日本の場合は、組織の縦階層を壊すことなく、スリム化(人員削減)を図った。そのため、フラット化よりもタテ割り維持へと中間層が動き、既存の仕事を守り、をれをより少ない人数でこなす形へと入っていった。 これにより、社内での動きは、縦系列が中心で、情報や人の動きはその枠の中を中心に行うようになった。 この形は、暗黙知の共有化や、集合知のもつよりレベルの高い知へのアプローチを困難にしてしまった。 労働生産性は向上しても、付加価値の高い仕事の創造は不可能であった。
日本の一流企業といわれるところでも、まだその仕組みから抜け出せていない。 これは、1995年以降の会社のトップ層の入れ替わり方を見ていればわかる。 相変わらず過去に「無難」に実績をこなした人がTOPになるケースが多い。 日本の組織での階層の活性化は、中間層でもなく、末端レベルで起こった。 これは社内の枠よりも個人のレベルである。 当然、個人の活動は、ビジネスから流れてくる給料などの収入をもとにしているから、消費される金額はビジネスでの金額よりは、はるかに小さい。

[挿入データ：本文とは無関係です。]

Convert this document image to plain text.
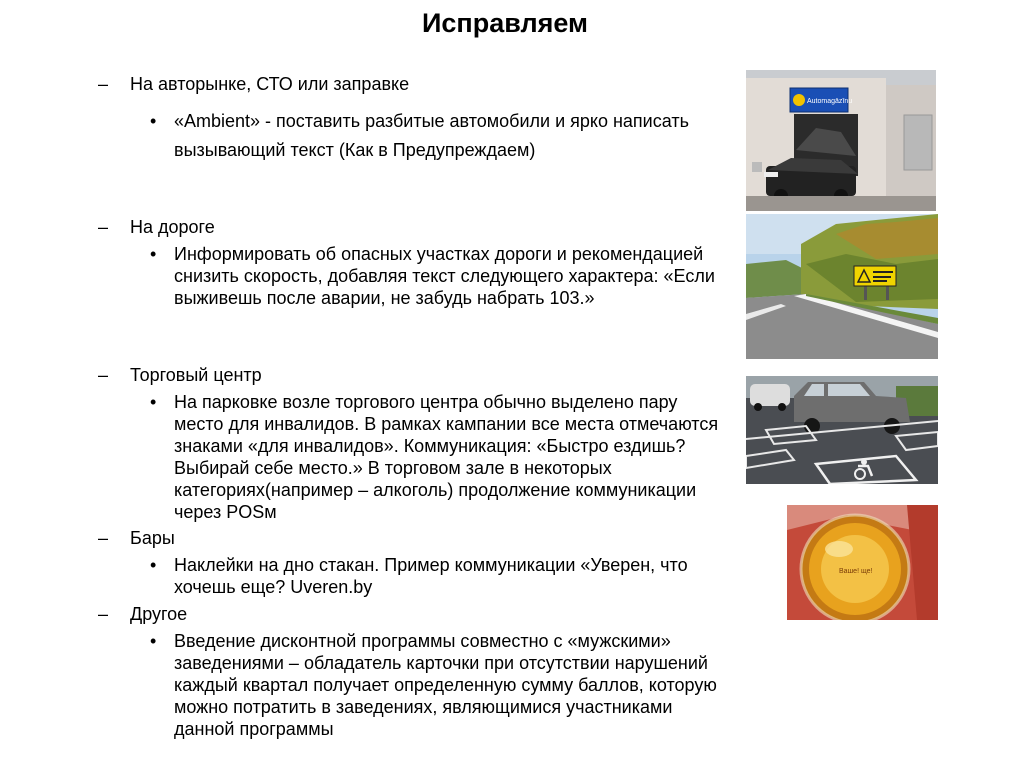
Исправляем
– На авторынке, СТО или заправке
• «Ambient» - поставить разбитые автомобили и ярко написать вызывающий текст (Как в Предупреждаем)
– На дороге
• Информировать об опасных участках дороги и рекомендацией снизить скорость, добавляя текст следующего характера: «Если выживешь после аварии, не забудь набрать 103.»
– Торговый центр
• На парковке возле торгового центра обычно выделено пару место для инвалидов. В рамках кампании все места отмечаются знаками «для инвалидов». Коммуникация: «Быстро ездишь? Выбирай себе место.» В торговом зале в некоторых категориях(например – алкоголь) продолжение коммуникации через POSм
– Бары
• Наклейки на дно стакан. Пример коммуникации «Уверен, что хочешь еще? Uveren.by
– Другое
• Введение дисконтной программы совместно с «мужскими» заведениями – обладатель карточки при отсутствии нарушений каждый квартал получает определенную сумму баллов, которую можно потратить в заведениях, являющимися участниками данной программы
Automagāzīnu
Ваше! ще!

(企業のTAXIチケットが削減されると、夜間のTAXI利用者は激減してしまうのである)
ここに載せた図は、ITといわれはじめた1990年代から現在までの約15年間について米国のIT化と日本のIT化の果たした役割を比較している。
ITの利用で 米国は、「中間層」=知的作業中心=価値を生む仕事を考えるという流れになった。
ITに利用とは関係なく 日本は、「社員層」=業務遂行中心=ライン業務に限定(結果的に労働生産性の向上を目指した)

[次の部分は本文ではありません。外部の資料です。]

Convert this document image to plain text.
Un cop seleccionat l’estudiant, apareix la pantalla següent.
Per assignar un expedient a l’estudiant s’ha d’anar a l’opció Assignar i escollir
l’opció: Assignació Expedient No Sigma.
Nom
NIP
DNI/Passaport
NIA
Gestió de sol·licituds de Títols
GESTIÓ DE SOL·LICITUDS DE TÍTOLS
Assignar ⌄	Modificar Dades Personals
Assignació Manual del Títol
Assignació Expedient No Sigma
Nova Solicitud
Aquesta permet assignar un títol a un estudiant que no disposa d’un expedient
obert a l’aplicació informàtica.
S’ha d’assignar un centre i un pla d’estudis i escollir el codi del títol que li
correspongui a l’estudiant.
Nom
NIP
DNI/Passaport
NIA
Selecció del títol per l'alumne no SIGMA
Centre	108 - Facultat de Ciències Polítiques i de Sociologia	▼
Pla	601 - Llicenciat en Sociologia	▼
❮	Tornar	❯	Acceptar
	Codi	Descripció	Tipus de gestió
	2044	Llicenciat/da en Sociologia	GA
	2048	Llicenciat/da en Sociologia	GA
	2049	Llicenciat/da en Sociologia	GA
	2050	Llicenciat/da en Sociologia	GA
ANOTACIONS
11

インドや中国が大学教育を更に改革し、知的人口を増大させることを考えている。 このことは、知的な切磋琢磨は新しい価値を生み出し、新しい市場を作る可能性がある(過去は間違いなくそうだった) しかし、限定された業務は、価値は減るばかりで、市場は限られている。 そうなると価格競争でのパイの奪い合いということになる。 この後者を逃れるために、新興国は、どこもが教育をいかに改革するかに注力しているのである。 日本の経済の行き詰まりを開放するのは、中間層の活性化が鍵を握っている。 自己保身よりは、後継者の養成や、次代のあるべき姿へ組織を変えるなどするべきことがある。 それを実行したところだけが、富を生み、末端まで行き渡らせることができる。 ITは十分揃った、あとはどうやってそれを使いこなすかということになる。
ここポイントがクリアできるかどうかで、すでに来ている、Croud Sourceも含めた社会に、日本の組織が対応できるかどうか、確信のポイントで、これを構築する方法は、ITの活用である。